Regarding OSCAR specifically, we, the OSCAR team (include me specifically, as one of the leads) already invested quite some time looking into the overhead for loading it, and how to reduce it. Unfortunately I am not sure any of us visit the Julia Discourse regularly, I certainly don’t, and I only stumbled over this thread by pure chance. Feel free to also talk to us about it on our Slack or on our GitHub Discussions…
That said, I can already now tell you that PrecompilationTools or anything like that won’t help much here, or else we’d already be doing it (well, it may help some and we have it in our agenda, to use it more extensively, but experiments suggest it’s not a panacea). It may eventually help, but there are many roadblocks.
For example, we suffer massively from method invalidations, e.g. caused by CxxWrap.jl (and surely also some of our own making). We’ve improved a bunch of things, including sending out patches to a bunch of our own dependencies; but it feels like an uphill battle, as we see here: ParameterEstimation
has a bazillion dependencies, and some of these seem to exacerbate the problem as we’ll see below…
The whole thing unfortunately is complicated, and complicated to debug (any substantial help here is certainly welcome), And there are some factors involved that can’t be easily improved if at all. For example, GAP.jl (the one I am most familiar with as one of the authors and lead dev on the GAP computer algebra system it wraps) loads and parses a ton of source files in the GAP language – that means disk performance matters a lot. From your numbers I am guessing you are either on a HDD or on rather slow SSD – that’s why it loads much faster for me. To be clear: I am not suggesting here you should “just get a faster computer”, rather I want to try to paint the broad picture of what causes what.
To qualify this, here are the timing I get for @time_imports using ParameterEstimation
which uses Oscar 0.11.3 (an outdated version, but it’s the one pulled in by ParameterEstimation
so I used this for all timings to have a fair comparison) on an M1 MacBook Pro with Julia 1.9.3, these are the numbers I get:
1192.4 ms CxxWrap 3.49% compilation time (37% recompilation)
4576.8 ms Polymake 21.68% compilation time (89% recompilation)
2031.9 ms GAP 14.59% compilation time (76% recompilation)
2821.9 ms Hecke 48.95% compilation time (86% recompilation)
1736.3 ms Oscar 59.09% compilation time (44% recompilation)
2.2 ms ParameterEstimation
So that’s quite a lot faster than what you report, although it’s still not great.

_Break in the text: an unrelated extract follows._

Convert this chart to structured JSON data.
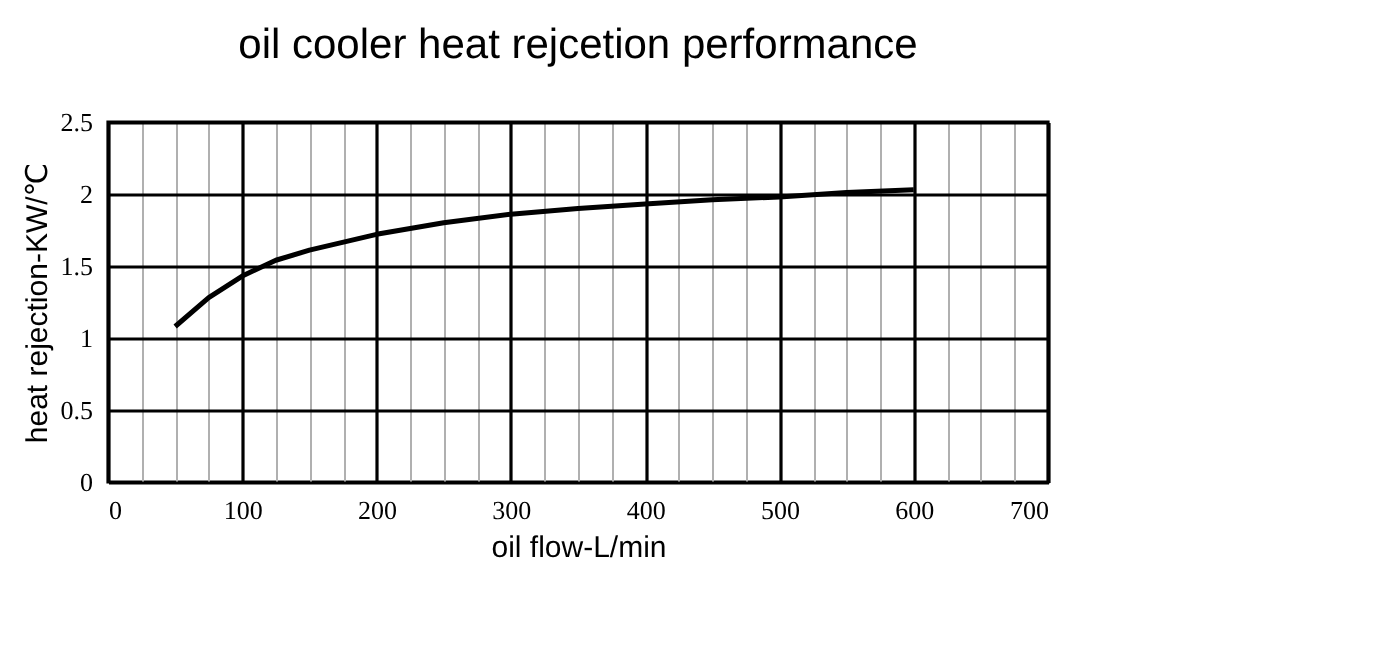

But let me now contrast this with @time_imports using Oscar
(using the exact same Oscar version)
380.3 ms CxxWrap 6.01% compilation time
2334.8 ms Polymake 3.34% compilation time (21% recompilation)
1471.7 ms GAP 19.51% compilation time (81% recompilation)
1886.4 ms Hecke 47.97% compilation time (80% recompilation)
1171.1 ms Oscar 51.77% compilation time
So things are quite a bit faster, and there is a LOT less recompilation. That’s not a fluke, I can easily reproduce it (of course with some fluctuation, but the rough ballpark stays).
Let’s just focus on @time_imports using GAP
and we get
1180.0 ms GAP 4.91% compilation time
and easily >95% of that time is spent in the GAP kernel parsing and executing GAP code, so there is nothing here really to improve from the Julia side (maybe from the GAP side, but that’s way out of scope here).
As you can see, loading GAP varies from 1180.0 to 1471.7 to 2031.9 milliseconds in the three examples!
So what happens? I don’t claim to have the full answer for this, but I think at least part of this is method invalidation. One clue is the recompilation time. We can also reproduce this by doing e.g. @time_imports using CxxWrap, GAP
:
360.4 ms CxxWrap 6.98% compilation time
1326.4 ms GAP 15.61% compilation time (72% recompilation)
I’ve submitted PRs to CxxWrap in the past to improve this (and it got better), but there is still more to be done but I am afraid I can’t do it (I think it may require changing the CxxWrap API to turn a bunch of “automatic” / implicit conversions in it into explicit conversions, but to a degree I am guessing ehre). Anyway, I’ve opened an issue about it Understanding and reducing invalidation caused by CxxWrap · Issue #278 · JuliaInterop/CxxWrap.jl · GitHub two years ago, if anyone would like to help… That would at least help anyone just doing using Oscar
…
But in your context of course there is much more slowdown, presumably to the many, many additional packages requiring even more recompilations. But I have not studied this in detail, so there may well be other factors involved I am not aware of myself.